La maîtrise de la contreflèche est assurée par la présence d’acier dans la partie supérieure de la dalle. Les dalles de planchers étant posées, il faut éviter tout décalage d’une dalle à l’autre. L’équipe a résolu ce problème par un chargement des dalles avant leur clavetage (décalage maximum de +/- 5mm). Une chape est ensuite réalisée sur l’ensemble des planchers. Son objectif est de permettre un rattrapage de la planéité et l’incorporation des fluides. Les joints entre dalles sont traités d’une façon traditionnelle par remplissage. L’Effort Rémois (maître d’ouvrage) a opté pour un entoilage complet du plafond revêtu d’une couche de peinture.

Un rythme de chantier élevé

Compte tenu de la petite surface des bâtiments (environ 600m2), deux bâtiments sont réalisés simultanément, ce qui donne, par niveau de bâtiment, un cycle de 5 jours pour les voiles et un cycle de 5 jours pour les dalles. Conséquence : l’équipe a exécuté un niveau d’étage par jour.

L’incorporation des réseaux s’effectue dans les chapes, indépendamment du gros œuvre. Par ailleurs, les équipes interviennent par logements entiers. Ainsi, l’entreprise chargée des lots chauffage, VMC, plomberie a réduit le nombre de ses interventions en réalisant simultanément plusieurs opérations habituellement dissociées (voir interview de l’entreprise SOTRAM).

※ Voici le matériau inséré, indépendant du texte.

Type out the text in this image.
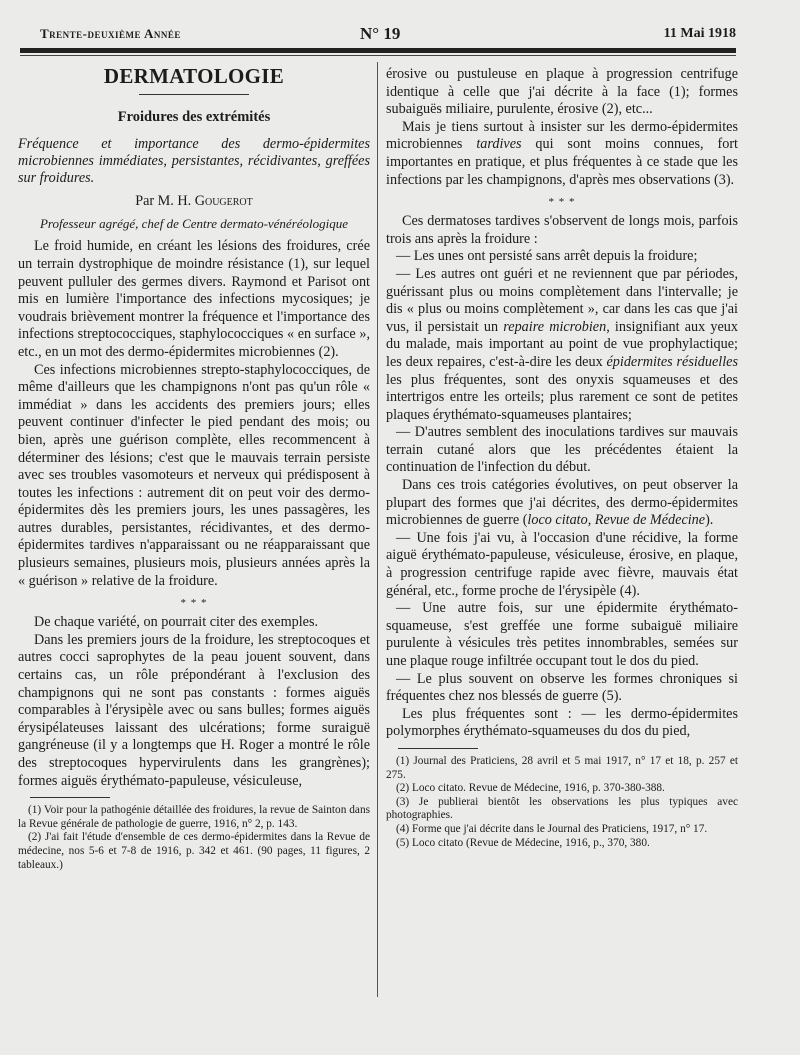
Trente-deuxième Année	N° 19	11 Mai 1918
DERMATOLOGIE
Froidures des extrémités
Fréquence et importance des dermo-épidermites microbiennes immédiates, persistantes, récidivantes, greffées sur froidures.
Par M. H. Gougerot
Professeur agrégé, chef de Centre dermato-vénéréologique

Le froid humide, en créant les lésions des froidures, crée un terrain dystrophique de moindre résistance (1), sur lequel peuvent pulluler des germes divers. Raymond et Parisot ont mis en lumière l'importance des infections mycosiques; je voudrais brièvement montrer la fréquence et l'importance des infections streptococciques, staphylococciques « en surface », etc., en un mot des dermo-épidermites microbiennes (2).

Ces infections microbiennes strepto-staphylococciques, de même d'ailleurs que les champignons n'ont pas qu'un rôle « immédiat » dans les accidents des premiers jours; elles peuvent continuer d'infecter le pied pendant des mois; ou bien, après une guérison complète, elles recommencent à déterminer des lésions; c'est que le mauvais terrain persiste avec ses troubles vasomoteurs et nerveux qui prédisposent à toutes les infections : autrement dit on peut voir des dermo-épidermites dès les premiers jours, les unes passagères, les autres durables, persistantes, récidivantes, et des dermo-épidermites tardives n'apparaissant ou ne réapparaissant que plusieurs semaines, plusieurs mois, plusieurs années après la « guérison » relative de la froidure.

* * *

De chaque variété, on pourrait citer des exemples.

Dans les premiers jours de la froidure, les streptocoques et autres cocci saprophytes de la peau jouent souvent, dans certains cas, un rôle prépondérant à l'exclusion des champignons qui ne sont pas constants : formes aiguës comparables à l'érysipèle avec ou sans bulles; formes aiguës érysipélateuses laissant des ulcérations; forme suraiguë gangréneuse (il y a longtemps que H. Roger a montré le rôle des streptocoques hypervirulents dans les grangrènes); formes aiguës érythémato-papuleuse, vésiculeuse,

(1) Voir pour la pathogénie détaillée des froidures, la revue de Sainton dans la Revue générale de pathologie de guerre, 1916, n° 2, p. 143.

(2) J'ai fait l'étude d'ensemble de ces dermo-épidermites dans la Revue de médecine, nos 5-6 et 7-8 de 1916, p. 342 et 461. (90 pages, 11 figures, 2 tableaux.)

érosive ou pustuleuse en plaque à progression centrifuge identique à celle que j'ai décrite à la face (1); formes subaiguës miliaire, purulente, érosive (2), etc...

Mais je tiens surtout à insister sur les dermo-épidermites microbiennes tardives qui sont moins connues, fort importantes en pratique, et plus fréquentes à ce stade que les infections par les champignons, d'après mes observations (3).

* * *

Ces dermatoses tardives s'observent de longs mois, parfois trois ans après la froidure :

— Les unes ont persisté sans arrêt depuis la froidure;

— Les autres ont guéri et ne reviennent que par périodes, guérissant plus ou moins complètement dans l'intervalle; je dis « plus ou moins complètement », car dans les cas que j'ai vus, il persistait un repaire microbien, insignifiant aux yeux du malade, mais important au point de vue prophylactique; les deux repaires, c'est-à-dire les deux épidermites résiduelles les plus fréquentes, sont des onyxis squameuses et des intertrigos entre les orteils; plus rarement ce sont de petites plaques érythémato-squameuses plantaires;

— D'autres semblent des inoculations tardives sur mauvais terrain cutané alors que les précédentes étaient la continuation de l'infection du début.

Dans ces trois catégories évolutives, on peut observer la plupart des formes que j'ai décrites, des dermo-épidermites microbiennes de guerre (loco citato, Revue de Médecine).

— Une fois j'ai vu, à l'occasion d'une récidive, la forme aiguë érythémato-papuleuse, vésiculeuse, érosive, en plaque, à progression centrifuge rapide avec fièvre, mauvais état général, etc., forme proche de l'érysipèle (4).

— Une autre fois, sur une épidermite érythémato-squameuse, s'est greffée une forme subaiguë miliaire purulente à vésicules très petites innombrables, semées sur une plaque rouge infiltrée occupant tout le dos du pied.

— Le plus souvent on observe les formes chroniques si fréquentes chez nos blessés de guerre (5).

Les plus fréquentes sont : — les dermo-épidermites polymorphes érythémato-squameuses du dos du pied,

(1) Journal des Praticiens, 28 avril et 5 mai 1917, n° 17 et 18, p. 257 et 275.

(2) Loco citato. Revue de Médecine, 1916, p. 370-380-388.

(3) Je publierai bientôt les observations les plus typiques avec photographies.

(4) Forme que j'ai décrite dans le Journal des Praticiens, 1917, n° 17.

(5) Loco citato (Revue de Médecine, 1916, p., 370, 380.
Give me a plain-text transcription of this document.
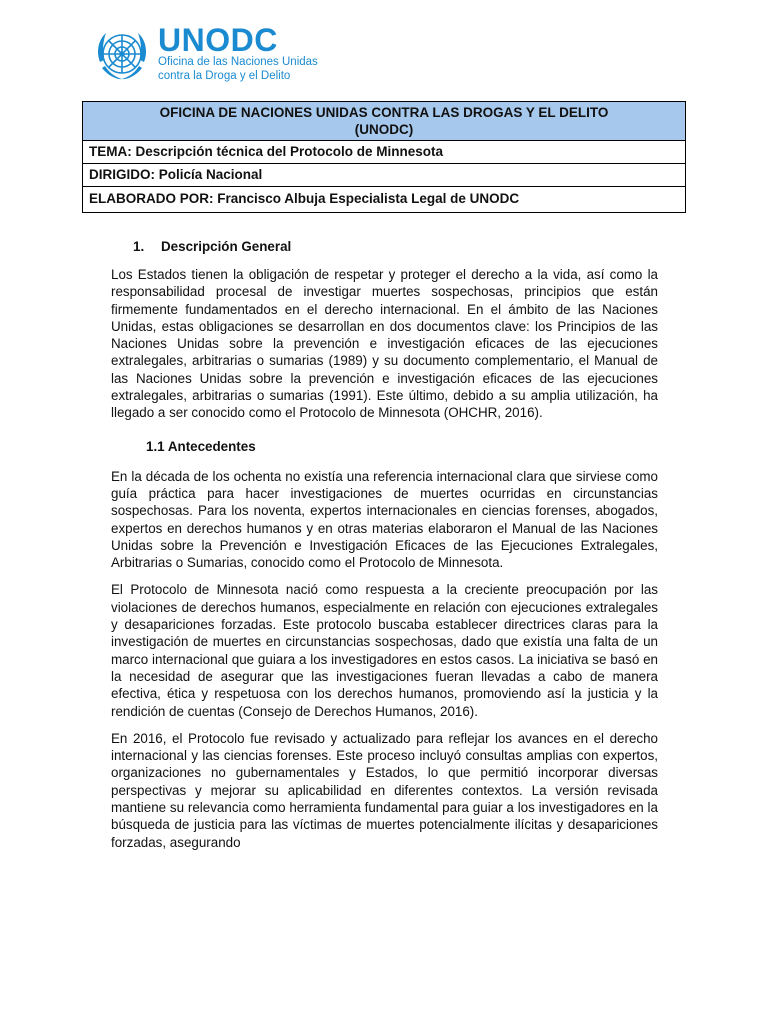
UNODC
Oficina de las Naciones Unidas
contra la Droga y el Delito
OFICINA DE NACIONES UNIDAS CONTRA LAS DROGAS Y EL DELITO
(UNODC)
TEMA: Descripción técnica del Protocolo de Minnesota
DIRIGIDO: Policía Nacional
ELABORADO POR: Francisco Albuja Especialista Legal de UNODC
1. Descripción General

Los Estados tienen la obligación de respetar y proteger el derecho a la vida, así como la responsabilidad procesal de investigar muertes sospechosas, principios que están firmemente fundamentados en el derecho internacional. En el ámbito de las Naciones Unidas, estas obligaciones se desarrollan en dos documentos clave: los Principios de las Naciones Unidas sobre la prevención e investigación eficaces de las ejecuciones extralegales, arbitrarias o sumarias (1989) y su documento complementario, el Manual de las Naciones Unidas sobre la prevención e investigación eficaces de las ejecuciones extralegales, arbitrarias o sumarias (1991). Este último, debido a su amplia utilización, ha llegado a ser conocido como el Protocolo de Minnesota (OHCHR, 2016).

1.1 Antecedentes

En la década de los ochenta no existía una referencia internacional clara que sirviese como guía práctica para hacer investigaciones de muertes ocurridas en circunstancias sospechosas. Para los noventa, expertos internacionales en ciencias forenses, abogados, expertos en derechos humanos y en otras materias elaboraron el Manual de las Naciones Unidas sobre la Prevención e Investigación Eficaces de las Ejecuciones Extralegales, Arbitrarias o Sumarias, conocido como el Protocolo de Minnesota.

El Protocolo de Minnesota nació como respuesta a la creciente preocupación por las violaciones de derechos humanos, especialmente en relación con ejecuciones extralegales y desapariciones forzadas. Este protocolo buscaba establecer directrices claras para la investigación de muertes en circunstancias sospechosas, dado que existía una falta de un marco internacional que guiara a los investigadores en estos casos. La iniciativa se basó en la necesidad de asegurar que las investigaciones fueran llevadas a cabo de manera efectiva, ética y respetuosa con los derechos humanos, promoviendo así la justicia y la rendición de cuentas (Consejo de Derechos Humanos, 2016).

En 2016, el Protocolo fue revisado y actualizado para reflejar los avances en el derecho internacional y las ciencias forenses. Este proceso incluyó consultas amplias con expertos, organizaciones no gubernamentales y Estados, lo que permitió incorporar diversas perspectivas y mejorar su aplicabilidad en diferentes contextos. La versión revisada mantiene su relevancia como herramienta fundamental para guiar a los investigadores en la búsqueda de justicia para las víctimas de muertes potencialmente ilícitas y desapariciones forzadas, asegurando
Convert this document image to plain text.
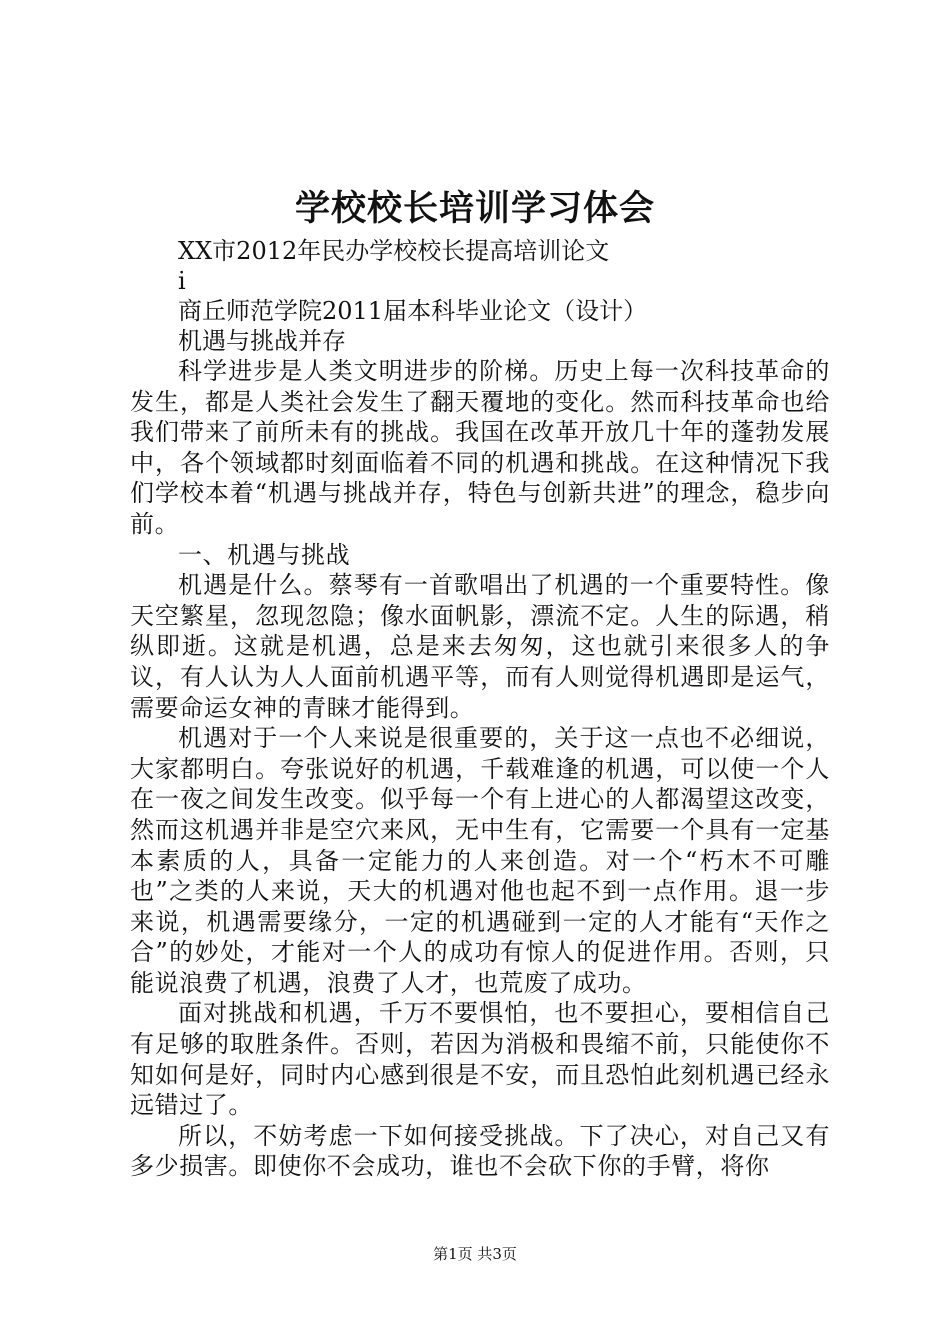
学校校长培训学习体会

XX市2012年民办学校校长提高培训论文

i

商丘师范学院2011届本科毕业论文（设计）

机遇与挑战并存

科学进步是人类文明进步的阶梯。历史上每一次科技革命的发生，都是人类社会发生了翻天覆地的变化。然而科技革命也给我们带来了前所未有的挑战。我国在改革开放几十年的蓬勃发展中，各个领域都时刻面临着不同的机遇和挑战。在这种情况下我们学校本着“机遇与挑战并存，特色与创新共进”的理念，稳步向前。

一、机遇与挑战

机遇是什么。蔡琴有一首歌唱出了机遇的一个重要特性。像天空繁星，忽现忽隐；像水面帆影，漂流不定。人生的际遇，稍纵即逝。这就是机遇，总是来去匆匆，这也就引来很多人的争议，有人认为人人面前机遇平等，而有人则觉得机遇即是运气，需要命运女神的青睐才能得到。

机遇对于一个人来说是很重要的，关于这一点也不必细说，大家都明白。夸张说好的机遇，千载难逢的机遇，可以使一个人在一夜之间发生改变。似乎每一个有上进心的人都渴望这改变，然而这机遇并非是空穴来风，无中生有，它需要一个具有一定基本素质的人，具备一定能力的人来创造。对一个“朽木不可雕也”之类的人来说，天大的机遇对他也起不到一点作用。退一步来说，机遇需要缘分，一定的机遇碰到一定的人才能有“天作之合”的妙处，才能对一个人的成功有惊人的促进作用。否则，只能说浪费了机遇，浪费了人才，也荒废了成功。

面对挑战和机遇，千万不要惧怕，也不要担心，要相信自己有足够的取胜条件。否则，若因为消极和畏缩不前，只能使你不知如何是好，同时内心感到很是不安，而且恐怕此刻机遇已经永远错过了。

所以，不妨考虑一下如何接受挑战。下了决心，对自己又有多少损害。即使你不会成功，谁也不会砍下你的手臂，将你

第1页 共3页
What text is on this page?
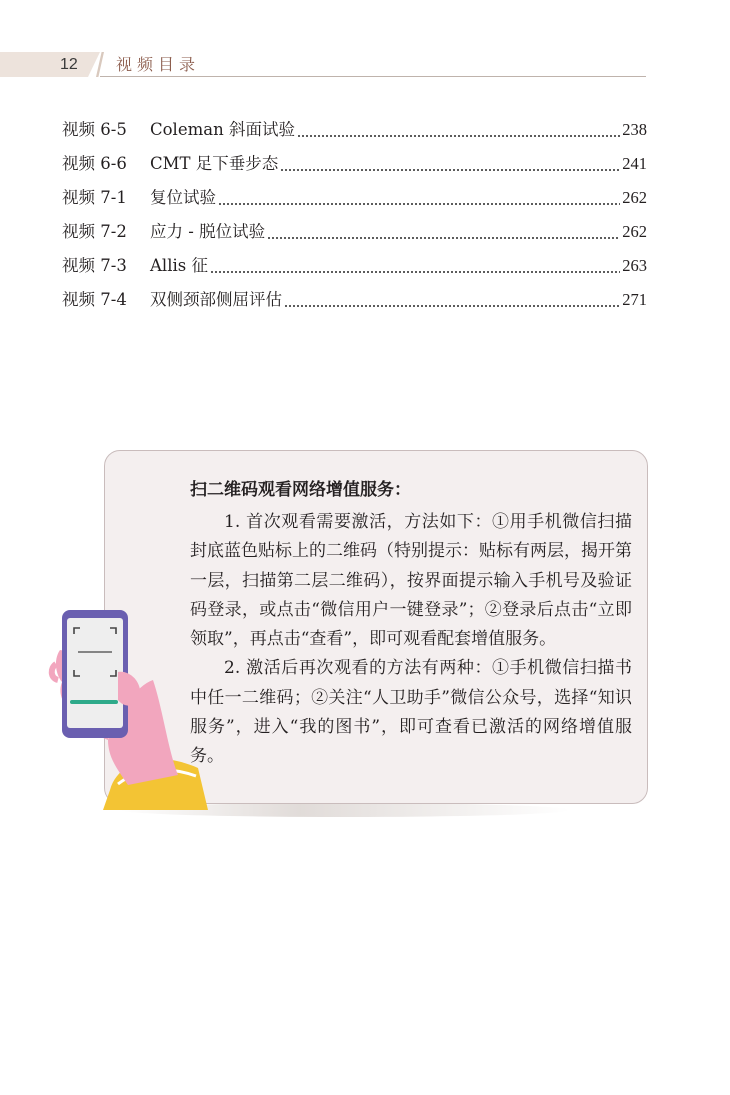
12 视频目录
视频 6-5	Coleman 斜面试验	238
视频 6-6	CMT 足下垂步态	241
视频 7-1	复位试验	262
视频 7-2	应力 - 脱位试验	262
视频 7-3	Allis 征	263
视频 7-4	双侧颈部侧屈评估	271
扫二维码观看网络增值服务：

1. 首次观看需要激活，方法如下：①用手机微信扫描封底蓝色贴标上的二维码（特别提示：贴标有两层，揭开第一层，扫描第二层二维码），按界面提示输入手机号及验证码登录，或点击“微信用户一键登录”；②登录后点击“立即领取”，再点击“查看”，即可观看配套增值服务。

2. 激活后再次观看的方法有两种：①手机微信扫描书中任一二维码；②关注“人卫助手”微信公众号，选择“知识服务”，进入“我的图书”，即可查看已激活的网络增值服务。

Ce résultat a pu être obtenu en scindant l’intervention du plaquiste en deux opérations:

- pose du doublage thermique et de quelques cloisons séparatives avant les chapes;

- pose des cloisons distributives après les chapes.

Acoustique

Un des objectifs de cette REX est de vérifier que les performances acoustiques des dalles répondent aux normes de la Nouvelle Réglementation Acoustique (NRA). Des mesures sont actuellement en cours. Nous vous ferons part des résultats lors d’un prochain article, après l’évaluation de cette opération qui se terminera vers fin Juin.